No, I mean 8%......................... Thats the Monroe County sales tax rate.


----------



## mrplowjr_ez_v (Nov 16, 2005)

qualitylawncare said:


> No, I mean 8%......................... Thats the Monroe County sales tax rate.


Yep you're right, man where have I been... I though for sure that the rate had gone up a year or two ago... Maybe it went down, or maybe I've just lost it.


----------



## DaySpring Services (Feb 1, 2005)

I dont charge sales tax. I didn't think you had to because it's considered a service not a product. Im not sure if you have to or not.
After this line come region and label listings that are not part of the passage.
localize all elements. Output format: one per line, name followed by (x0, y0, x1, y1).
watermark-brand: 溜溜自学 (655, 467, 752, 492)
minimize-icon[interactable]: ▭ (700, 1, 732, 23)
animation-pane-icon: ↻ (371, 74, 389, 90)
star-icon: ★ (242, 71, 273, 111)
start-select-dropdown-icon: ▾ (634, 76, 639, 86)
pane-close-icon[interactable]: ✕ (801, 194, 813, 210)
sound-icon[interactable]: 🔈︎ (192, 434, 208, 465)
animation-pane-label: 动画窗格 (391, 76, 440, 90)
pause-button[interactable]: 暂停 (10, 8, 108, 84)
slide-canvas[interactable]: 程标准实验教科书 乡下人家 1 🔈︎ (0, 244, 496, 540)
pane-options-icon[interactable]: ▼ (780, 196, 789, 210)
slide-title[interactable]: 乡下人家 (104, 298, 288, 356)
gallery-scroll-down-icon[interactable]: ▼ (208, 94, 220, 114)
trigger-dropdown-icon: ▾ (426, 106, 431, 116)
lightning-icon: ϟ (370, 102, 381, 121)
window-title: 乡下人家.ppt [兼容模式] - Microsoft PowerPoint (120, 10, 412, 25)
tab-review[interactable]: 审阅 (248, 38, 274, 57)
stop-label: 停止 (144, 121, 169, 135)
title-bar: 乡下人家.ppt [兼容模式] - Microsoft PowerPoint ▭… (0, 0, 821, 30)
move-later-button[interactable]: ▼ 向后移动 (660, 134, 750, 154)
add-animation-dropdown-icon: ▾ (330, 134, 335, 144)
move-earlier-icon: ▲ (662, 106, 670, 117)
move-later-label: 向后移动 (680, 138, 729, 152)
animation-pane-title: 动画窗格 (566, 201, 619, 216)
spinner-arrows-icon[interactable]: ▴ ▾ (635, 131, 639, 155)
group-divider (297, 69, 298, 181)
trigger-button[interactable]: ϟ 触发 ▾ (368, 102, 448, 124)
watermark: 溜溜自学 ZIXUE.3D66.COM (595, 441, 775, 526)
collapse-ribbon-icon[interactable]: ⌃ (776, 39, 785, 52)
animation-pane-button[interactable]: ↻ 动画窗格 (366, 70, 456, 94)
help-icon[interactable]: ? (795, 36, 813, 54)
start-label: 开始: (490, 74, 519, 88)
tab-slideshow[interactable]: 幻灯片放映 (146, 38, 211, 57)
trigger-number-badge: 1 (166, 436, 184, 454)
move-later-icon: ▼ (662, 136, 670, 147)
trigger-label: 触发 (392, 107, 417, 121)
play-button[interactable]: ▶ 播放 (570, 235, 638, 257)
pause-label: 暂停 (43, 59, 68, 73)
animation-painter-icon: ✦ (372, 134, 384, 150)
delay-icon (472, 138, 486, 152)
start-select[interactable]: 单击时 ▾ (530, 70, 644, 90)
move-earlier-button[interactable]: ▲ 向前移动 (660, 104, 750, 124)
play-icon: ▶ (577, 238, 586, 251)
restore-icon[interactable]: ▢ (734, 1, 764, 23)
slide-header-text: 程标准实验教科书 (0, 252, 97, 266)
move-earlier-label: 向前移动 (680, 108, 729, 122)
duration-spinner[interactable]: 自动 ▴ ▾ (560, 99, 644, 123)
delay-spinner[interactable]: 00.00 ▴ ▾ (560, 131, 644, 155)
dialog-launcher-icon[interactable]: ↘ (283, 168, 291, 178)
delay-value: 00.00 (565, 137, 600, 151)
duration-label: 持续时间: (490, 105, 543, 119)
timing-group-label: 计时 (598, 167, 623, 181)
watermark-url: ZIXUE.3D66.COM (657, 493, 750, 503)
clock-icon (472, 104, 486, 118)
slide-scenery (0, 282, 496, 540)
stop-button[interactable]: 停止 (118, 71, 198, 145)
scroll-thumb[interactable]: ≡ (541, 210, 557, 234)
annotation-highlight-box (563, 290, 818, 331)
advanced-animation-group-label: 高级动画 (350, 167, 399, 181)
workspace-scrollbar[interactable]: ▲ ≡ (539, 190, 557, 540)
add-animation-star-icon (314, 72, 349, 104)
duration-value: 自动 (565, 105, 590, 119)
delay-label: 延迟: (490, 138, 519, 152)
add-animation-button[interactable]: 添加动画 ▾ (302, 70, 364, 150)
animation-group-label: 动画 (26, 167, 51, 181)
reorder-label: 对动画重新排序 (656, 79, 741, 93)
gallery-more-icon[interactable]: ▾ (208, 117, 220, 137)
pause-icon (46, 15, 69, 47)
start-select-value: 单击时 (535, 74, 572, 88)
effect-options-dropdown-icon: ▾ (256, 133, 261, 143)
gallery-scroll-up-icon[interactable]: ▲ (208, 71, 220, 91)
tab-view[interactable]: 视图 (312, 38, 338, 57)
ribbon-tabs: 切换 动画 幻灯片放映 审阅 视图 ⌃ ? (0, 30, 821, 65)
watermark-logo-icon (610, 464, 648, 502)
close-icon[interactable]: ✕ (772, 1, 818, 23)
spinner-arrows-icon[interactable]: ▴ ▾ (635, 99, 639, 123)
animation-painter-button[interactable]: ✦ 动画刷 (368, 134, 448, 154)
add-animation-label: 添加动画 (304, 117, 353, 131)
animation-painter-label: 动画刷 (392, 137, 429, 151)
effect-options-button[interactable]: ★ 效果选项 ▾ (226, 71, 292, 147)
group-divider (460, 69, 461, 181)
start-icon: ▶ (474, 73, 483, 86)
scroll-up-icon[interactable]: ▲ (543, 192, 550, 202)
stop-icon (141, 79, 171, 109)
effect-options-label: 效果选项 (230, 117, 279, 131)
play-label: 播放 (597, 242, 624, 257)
I'll ask my accountant at tax time and find out for sure.


----------



## procut1 (Jan 21, 2004)

RidehardNY said:


> I dont charge sales tax. I didn't think you had to because it's considered a service not a product. Im not sure if you have to or not. I'll ask my accountant at tax time and find out for sure.


You absolutely do have to collect sales tax.


----------



## procut1 (Jan 21, 2004)

procut1 said:


> You absolutely do have to collect sales tax.


I wouldent wait for tax time to find out.


----------



## JPMAKO (Dec 10, 2003)

You should not be charging it. You should be collecting it though...
The best advice is to seek the advice of an accountant as they will be able to answer all of your questions. I know that I got a letter telling me that the rate changed from 8.25% to 8% and also not to collect on clothing purchases under a certain amount.


Jason


----------



## qualitylawncare (Jan 16, 2004)

RidehardNY said:


> I dont charge sales tax. I didn't think you had to because it's considered a service not a product. Im not sure if you have to or not. I'll ask my accountant at tax time and find out for sure.


Every sale or service in NY is subject to sales tax..

With the exception of:

some clothing and food items
Capital Improvement projects
Tax Exempt organizations

Other than that.. There are no if, ands, or butttts collect itwesport


----------